A determination that AIG controlled Richmond might have forced the New York company to consolidate the reinsurer's assets with its own and restate its financial statements for the past several years.

To prove AIG called the shots at Richmond, investigators would need to show that Munich Re "subordinated" itself to AIG's demands, Pace's Tinkelman says.

A spokesman for New York Attorney General Eliot Spitzer, one of the officials pursuing the AIG investigation, could not be reached for comment.

Established in 1986 by AIG, Munich Re and other unknown firms, Richmond was set up as a so-called "rent-a-captive" reinsurer. Rent-a-captives are companies formed by a group of insurers, but generally in a manner that permits each insurer to disclaim actual ownership for accounting purposes.

In Bermuda, rent-a-captives have become a popular vehicle for permitting big insurers to combine their powers to buy reinsurance protection. Rent-a-captives also require a smaller capital commitment from an insurer than forming a wholly owned subsidiary. The rent-a-captive structure enables an insurer to avoid consolidating a reinsurer's assets and liabilities onto its balance sheet.

Big insurers use reinsurance contracts to free up capital that they need to set aside in reserves to pay for future claims on outstanding policies.

AIG currently treats Richmond and Union Excess as unaffiliated subsidiaries in which it has a minority investment interest. Neither reinsurer has been consolidated into AIG's balance sheet. In fact, AIG stopped publicly disclosing information about its investment in Richmond in 2001, after determining it didn't have to under U.S. securities laws. The big insurer has never disclosed the size of its investment in Union Excess.

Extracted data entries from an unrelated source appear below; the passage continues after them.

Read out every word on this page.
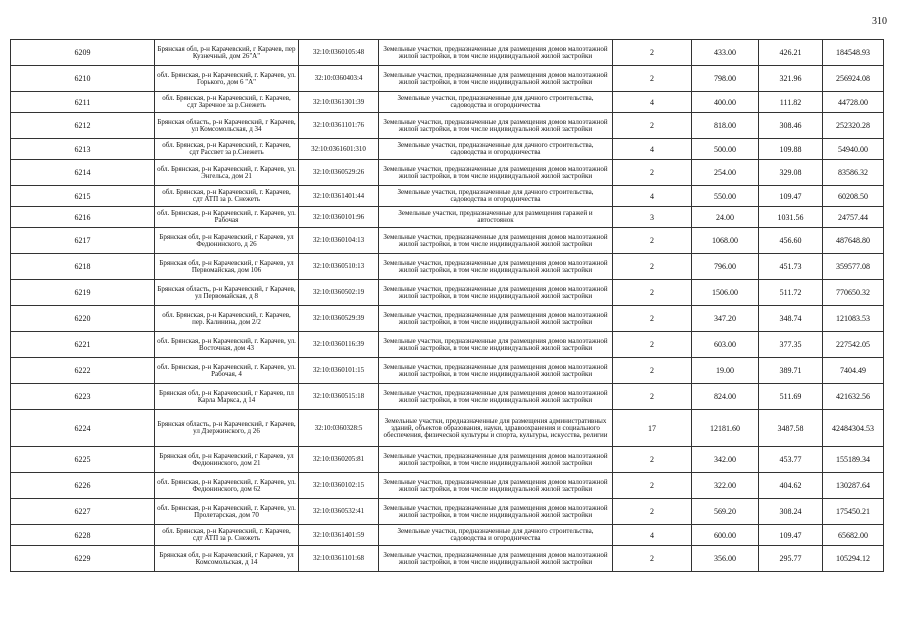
310
6209	Брянская обл, р-н Карачевский, г Карачев, пер Кузнечный, дом 26"А"	32:10:0360105:48	Земельные участки, предназначенные для размещения домов малоэтажной жилой застройки, в том числе индивидуальной жилой застройки	2	433.00	426.21	184548.93
6210	обл. Брянская, р-н Карачевский, г. Карачев, ул. Горького, дом 6 "А"	32:10:0360403:4	Земельные участки, предназначенные для размещения домов малоэтажной жилой застройки, в том числе индивидуальной жилой застройки	2	798.00	321.96	256924.08
6211	обл. Брянская, р-н Карачевский, г. Карачев, сдт Заречное за р.Снежеть	32:10:0361301:39	Земельные участки, предназначенные для дачного строительства, садоводства и огородничества	4	400.00	111.82	44728.00
6212	Брянская область, р-н Карачевский, г Карачев, ул Комсомольская, д 34	32:10:0361101:76	Земельные участки, предназначенные для размещения домов малоэтажной жилой застройки, в том числе индивидуальной жилой застройки	2	818.00	308.46	252320.28
6213	обл. Брянская, р-н Карачевский, г. Карачев, сдт Рассвет за р.Снежеть	32:10:0361601:310	Земельные участки, предназначенные для дачного строительства, садоводства и огородничества	4	500.00	109.88	54940.00
6214	обл. Брянская, р-н Карачевский, г. Карачев, ул. Энгельса, дом 21	32:10:0360529:26	Земельные участки, предназначенные для размещения домов малоэтажной жилой застройки, в том числе индивидуальной жилой застройки	2	254.00	329.08	83586.32
6215	обл. Брянская, р-н Карачевский, г. Карачев, сдт АТП за р. Снежеть	32:10:0361401:44	Земельные участки, предназначенные для дачного строительства, садоводства и огородничества	4	550.00	109.47	60208.50
6216	обл. Брянская, р-н Карачевский, г. Карачев, ул. Рабочая	32:10:0360101:96	Земельные участки, предназначенные для размещения гаражей и автостоянок	3	24.00	1031.56	24757.44
6217	Брянская обл, р-н Карачевский, г Карачев, ул Федюнинского, д 26	32:10:0360104:13	Земельные участки, предназначенные для размещения домов малоэтажной жилой застройки, в том числе индивидуальной жилой застройки	2	1068.00	456.60	487648.80
6218	Брянская обл, р-н Карачевский, г Карачев, ул Первомайская, дом 106	32:10:0360510:13	Земельные участки, предназначенные для размещения домов малоэтажной жилой застройки, в том числе индивидуальной жилой застройки	2	796.00	451.73	359577.08
6219	Брянская область, р-н Карачевский, г Карачев, ул Первомайская, д 8	32:10:0360502:19	Земельные участки, предназначенные для размещения домов малоэтажной жилой застройки, в том числе индивидуальной жилой застройки	2	1506.00	511.72	770650.32
6220	обл. Брянская, р-н Карачевский, г. Карачев, пер. Калинина, дом 2/2	32:10:0360529:39	Земельные участки, предназначенные для размещения домов малоэтажной жилой застройки, в том числе индивидуальной жилой застройки	2	347.20	348.74	121083.53
6221	обл. Брянская, р-н Карачевский, г. Карачев, ул. Восточная, дом 43	32:10:0360116:39	Земельные участки, предназначенные для размещения домов малоэтажной жилой застройки, в том числе индивидуальной жилой застройки	2	603.00	377.35	227542.05
6222	обл. Брянская, р-н Карачевский, г. Карачев, ул. Рабочая, 4	32:10:0360101:15	Земельные участки, предназначенные для размещения домов малоэтажной жилой застройки, в том числе индивидуальной жилой застройки	2	19.00	389.71	7404.49
6223	Брянская обл, р-н Карачевский, г Карачев, пл Карла Маркса, д 14	32:10:0360515:18	Земельные участки, предназначенные для размещения домов малоэтажной жилой застройки, в том числе индивидуальной жилой застройки	2	824.00	511.69	421632.56
6224	Брянская область, р-н Карачевский, г Карачев, ул Дзержинского, д 26	32:10:0360328:5	Земельные участки, предназначенные для размещения административных зданий, объектов образования, науки, здравоохранения и социального обеспечения, физической культуры и спорта, культуры, искусства, религии	17	12181.60	3487.58	42484304.53
6225	Брянская обл, р-н Карачевский, г Карачев, ул Федюнинского, дом 21	32:10:0360205:81	Земельные участки, предназначенные для размещения домов малоэтажной жилой застройки, в том числе индивидуальной жилой застройки	2	342.00	453.77	155189.34
6226	обл. Брянская, р-н Карачевский, г. Карачев, ул. Федюнинского, дом 62	32:10:0360102:15	Земельные участки, предназначенные для размещения домов малоэтажной жилой застройки, в том числе индивидуальной жилой застройки	2	322.00	404.62	130287.64
6227	обл. Брянская, р-н Карачевский, г. Карачев, ул. Пролетарская, дом 70	32:10:0360532:41	Земельные участки, предназначенные для размещения домов малоэтажной жилой застройки, в том числе индивидуальной жилой застройки	2	569.20	308.24	175450.21
6228	обл. Брянская, р-н Карачевский, г. Карачев, сдт АТП за р. Снежеть	32:10:0361401:59	Земельные участки, предназначенные для дачного строительства, садоводства и огородничества	4	600.00	109.47	65682.00
6229	Брянская обл, р-н Карачевский, г Карачев, ул Комсомольская, д 14	32:10:0361101:68	Земельные участки, предназначенные для размещения домов малоэтажной жилой застройки, в том числе индивидуальной жилой застройки	2	356.00	295.77	105294.12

Under traditional accounting rules, a company must own more than 50% of another business to be required to consolidate the business onto its books.

There's no denying AIG has close ties to Richmond, and that's clearly something that has caught the interest of regulators.

A Bermuda insurance registry lists AIG as Richmond's "management company." The only published telephone number for Richmond is the general number for AIG's Bermuda offices.

All three of Richmond's top executives also are top executives with AIG. Joseph C.H. Johnson, Richmond's president, has been an AIG employee in Bermuda since 1954. He is also a director of Starr International, AIG's largest shareholder, owning about $19 billion of AIG stock.

Starr, created decades ago by AIG, provides deferred compensation to the insurer's executive-level employees. Maurice "Hank" Greenberg, AIG's former CEO, who stepped down last week under pressure because of the investigation, is another Starr director. Greenberg, who ruled AIG with an iron fist for nearly four decades, remains AIG's chairman.

In 2003, the most recent statistics available from ScheduleF.com, AIG was the only U.S. insurer to purchase reinsurance coverage from Richmond. At the end of 2003, Richmond had $666 million in net recoverables outstanding from 11 AIG subsidiaries.

Net recoverables denote money owed to Richmond on the reinsurance contracts. If regulators determine AIG did control Richmond, the $666 million would be added as liability onto AIG's balance sheet, because the insurer would not have really transferred any risk to another party.

But close ties between AIG and Richmond may not be enough to build a case against the nation's biggest insurer.